Good news for Best Buy as the company’s mobile phone division helps an otherwise troubling earnings report. Meanwhile, Kellogg falls after an FDA warning, no mercy for mixed earnings from FactSet and AngioDynamics, and the Dollar General takeover is up in the air.
Best Buy (NYSE: BBY) was up more than 4% to top $30 on more than 18 million shares midday. The electronics retailer reported promising first quarter earnings despite a 12% fall in net income to $136 million. Still, that meant 35 cents EPS versus analyst expectations of 33 cents. Sales of TVs were down but mobile phone revenues stood strong.
Kellogg Company (NYSE: K) dropped almost 2% to near $54 on close to 4 million shares midday. The FDA warned the food manufacturer that listeria bacteria had been discovered in one of the company’s cookie plants.

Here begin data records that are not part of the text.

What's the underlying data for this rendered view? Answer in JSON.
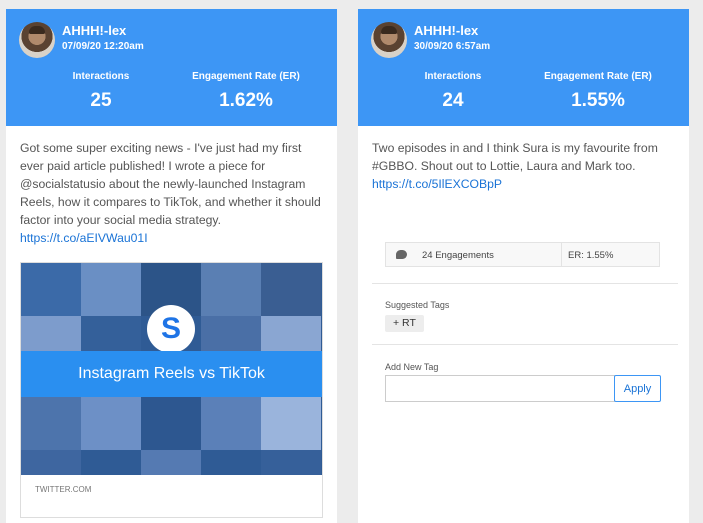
{
  "posts": [
    {
      "username": "AHHH!-lex",
      "date": "07/09/20 12:20am",
      "interactions_label": "Interactions",
      "interactions": "25",
      "er_label": "Engagement Rate (ER)",
      "er": "1.62%",
      "text": "Got some super exciting news - I've just had my first ever paid article published! I wrote a piece for @socialstatusio about the newly-launched Instagram Reels, how it compares to TikTok, and whether it should factor into your social media strategy.",
      "link": "https://t.co/aEIVWau01I",
      "preview": {
        "banner": "Instagram Reels vs TikTok",
        "logo": "S",
        "domain": "TWITTER.COM"
      }
    },
    {
      "username": "AHHH!-lex",
      "date": "30/09/20 6:57am",
      "interactions_label": "Interactions",
      "interactions": "24",
      "er_label": "Engagement Rate (ER)",
      "er": "1.55%",
      "text": "Two episodes in and I think Sura is my favourite from #GBBO. Shout out to Lottie, Laura and Mark too.",
      "link": "https://t.co/5IlEXCOBpP",
      "stats": {
        "engagements": "24 Engagements",
        "er": "ER: 1.55%"
      },
      "suggested_tags_label": "Suggested Tags",
      "suggested_tag": "+ RT",
      "add_tag_label": "Add New Tag",
      "add_tag_value": "",
      "apply_label": "Apply"
    }
  ],
  "colors": {
    "header": "#3d96f5",
    "link": "#1a73d6",
    "background": "#ececec"
  },
  "icons": [
    "avatar-photo",
    "comment-icon",
    "brand-logo"
  ]
}
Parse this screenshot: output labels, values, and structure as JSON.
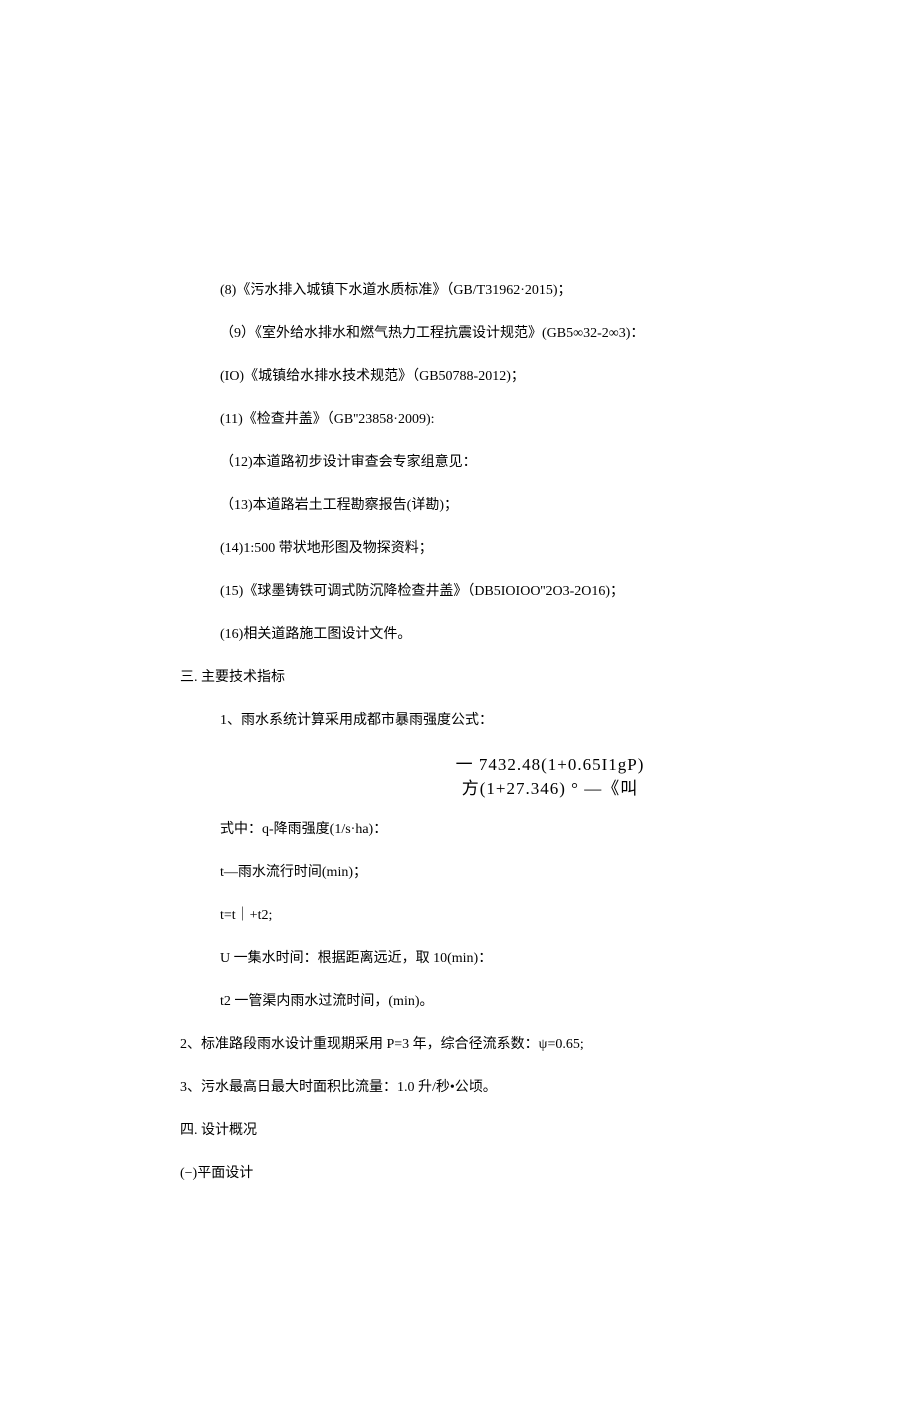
{
  "refs": {
    "r8": "(8)《污水排入城镇下水道水质标准》（GB/T31962·2015)；",
    "r9": "（9）《室外给水排水和燃气热力工程抗震设计规范》(GB5∞32-2∞3)：",
    "r10": "(IO)《城镇给水排水技术规范》（GB50788-2012)；",
    "r11": "(11)《检查井盖》（GB''23858·2009):",
    "r12": "（12)本道路初步设计审查会专家组意见：",
    "r13": "（13)本道路岩土工程勘察报告(详勘)；",
    "r14": "(14)1:500 带状地形图及物探资料；",
    "r15": "(15)《球墨铸铁可调式防沉降检查井盖》（DB5IOIOO''2O3-2O16)；",
    "r16": "(16)相关道路施工图设计文件。"
  },
  "sec3": {
    "heading": "三. 主要技术指标",
    "p1": "1、雨水系统计算采用成都市暴雨强度公式：",
    "formula_line1": "一 7432.48(1+0.65I1gP)",
    "formula_line2": "方(1+27.346) ° —《叫",
    "where_q": "式中：q-降雨强度(1/s·ha)：",
    "where_t": "t—雨水流行时间(min)；",
    "where_tt": "t=t｜+t2;",
    "where_u": "U 一集水时间：根据距离远近，取 10(min)：",
    "where_t2": "t2 一管渠内雨水过流时间，(min)。",
    "p2": "2、标准路段雨水设计重现期采用 P=3 年，综合径流系数：ψ=0.65;",
    "p3": "3、污水最高日最大时面积比流量：1.0 升/秒•公顷。"
  },
  "sec4": {
    "heading": "四. 设计概况",
    "sub1": "(−)平面设计"
  }
}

Dollar Thrifty Automotive Group (NYSE: DTG) fell almost 9% to near $73 on eight times typical trading volume. Avis Budget Group (NASDAQ: CAR) announced it would spend about $1 billion to buy Avis Europe, raising questions about the Avis bid for Dollar Thrifty. Meanwhile, Hertz Global (NYSE: HTZ) is up more than 11% to almost $16 as some believe it may get back into buying Dollar Thrifty. DTG recently reported a nearly 42% decline in quarterly earnings year-on-year.
FactSet Research (NYSE: FDS), the market analysis firm, fell nearly 5% after reporting its quarterly earnings. FDS reported EPS of 92 cents, an improvement from 81-cents in the same period in 2010. Revenue was up 15% as well. Shares hovering around $100.
AngioDynamics (NASDAQ: ANGO), a pharmaceutical specializing in low-invasion surgical tools and cancer treatment, fell almost 6% to trade under $14 this morning on more than 700,000 shares. ANGO’s preview of its quarterly earnings late Monday disclosed net sales of around $56 million compared with more than $60 million a year ago.